Greenacre Michael, Martínez-Álvaro Marina, Blasco Agustín
Department of Economics and Business, Universitat Pompeu Fabra, Barcelona, Spain.
Department of Agriculture, Horticulture and Engineering Sciences, Scotland's Rural College, Edinburgh, United Kingdom.
Front Microbiol. 2021 Oct 11;12:727398. doi: 10.3389/fmicb.2021.727398. eCollection 2021.
Microbiome and omics datasets are, by their intrinsic biological nature, of high dimensionality, characterized by counts of large numbers of components (microbial genes, operational taxonomic units, RNA transcripts, etc.). These data are generally regarded as compositional since the total number of counts identified within a sample is irrelevant. The central concept in compositional data analysis is the logratio transformation, the simplest being the additive logratios with respect to a fixed reference component. A full set of additive logratios is not isometric, that is they do not reproduce the geometry of all pairwise logratios exactly, but their lack of isometry can be measured by the Procrustes correlation.

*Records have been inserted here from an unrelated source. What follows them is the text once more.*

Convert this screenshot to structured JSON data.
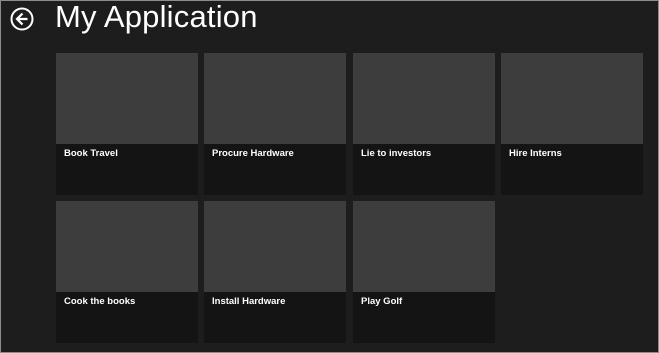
{
  "header": {
    "title": "My Application",
    "back_icon": "back-arrow-circle-icon"
  },
  "tiles": [
    {
      "label": "Book Travel"
    },
    {
      "label": "Procure Hardware"
    },
    {
      "label": "Lie to investors"
    },
    {
      "label": "Hire Interns"
    },
    {
      "label": "Cook the books"
    },
    {
      "label": "Install Hardware"
    },
    {
      "label": "Play Golf"
    }
  ],
  "colors": {
    "background": "#1d1d1d",
    "tile_image": "#3d3d3d",
    "tile_body": "#141414",
    "text": "#ffffff"
  }
}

The reference component can be chosen to maximize the Procrustes correlation between the additive logratio geometry and the exact logratio geometry, and for high-dimensional data there are many potential references. As a secondary criterion, minimizing the variance of the reference component's log-transformed relative abundance values makes the subsequent interpretation of the logratios even easier. On each of three high-dimensional omics datasets the additive logratio transformation was performed, using references that were identified according to the abovementioned criteria. For each dataset the compositional data structure was successfully reproduced, that is the additive logratios were very close to being isometric. The Procrustes correlations achieved for these datasets were 0.9991, 0.9974, and 0.9902, respectively. We thus demonstrate, for high-dimensional compositional data, that additive logratios can provide a valid choice as transformed variables, which (a) are subcompositionally coherent, (b) explain 100% of the total logratio variance and (c) come measurably very close to being isometric. The interpretation of additive logratios is much simpler than the complex isometric alternatives and, when the variance of the log-transformed reference is very low, it is even simpler since each additive logratio can be identified with a corresponding compositional component.
微生物组和组学数据集因其内在的生物学性质而具有高维度,其特征是大量成分(微生物基因、操作分类单元、RNA转录本等)的计数。由于样本中鉴定出的计数总数无关紧要,这些数据通常被视为成分数据。成分数据分析的核心概念是对数比率变换,最简单的是相对于固定参考成分的加法对数比率。一组完整的加法对数比率不是等距的,也就是说它们不能精确再现所有成对对数比率的几何形状,但它们缺乏等距性可以通过普罗克汝斯忒斯相关性来衡量。可以选择参考成分以最大化加法对数比率几何形状与精确对数比率几何形状之间的普罗克汝斯忒斯相关性,对于高维数据有许多潜在的参考成分。作为次要标准,最小化参考成分的对数变换相对丰度值的方差会使对数比率的后续解释更加容易。在三个高维组学数据集上,均使用根据上述标准确定的参考成分进行了加法对数比率变换。对于每个数据集,成分数据结构都成功再现,即加法对数比率非常接近等距。这些数据集实现的普罗克汝斯忒斯相关性分别为0.9991、0.9974和0.9902。因此,我们证明,对于高维成分数据,加法对数比率可以作为变换变量提供有效的选择,这些变量(a)在子成分上是连贯的,(b)解释了总对数比率方差的100%,并且(c)在可测量的程度上非常接近等距。加法对数比率的解释比复杂的等距替代方法要简单得多,并且当对数变换参考的方差非常低时,解释甚至更简单,因为每个加法对数比率都可以与相应的成分成分相关联。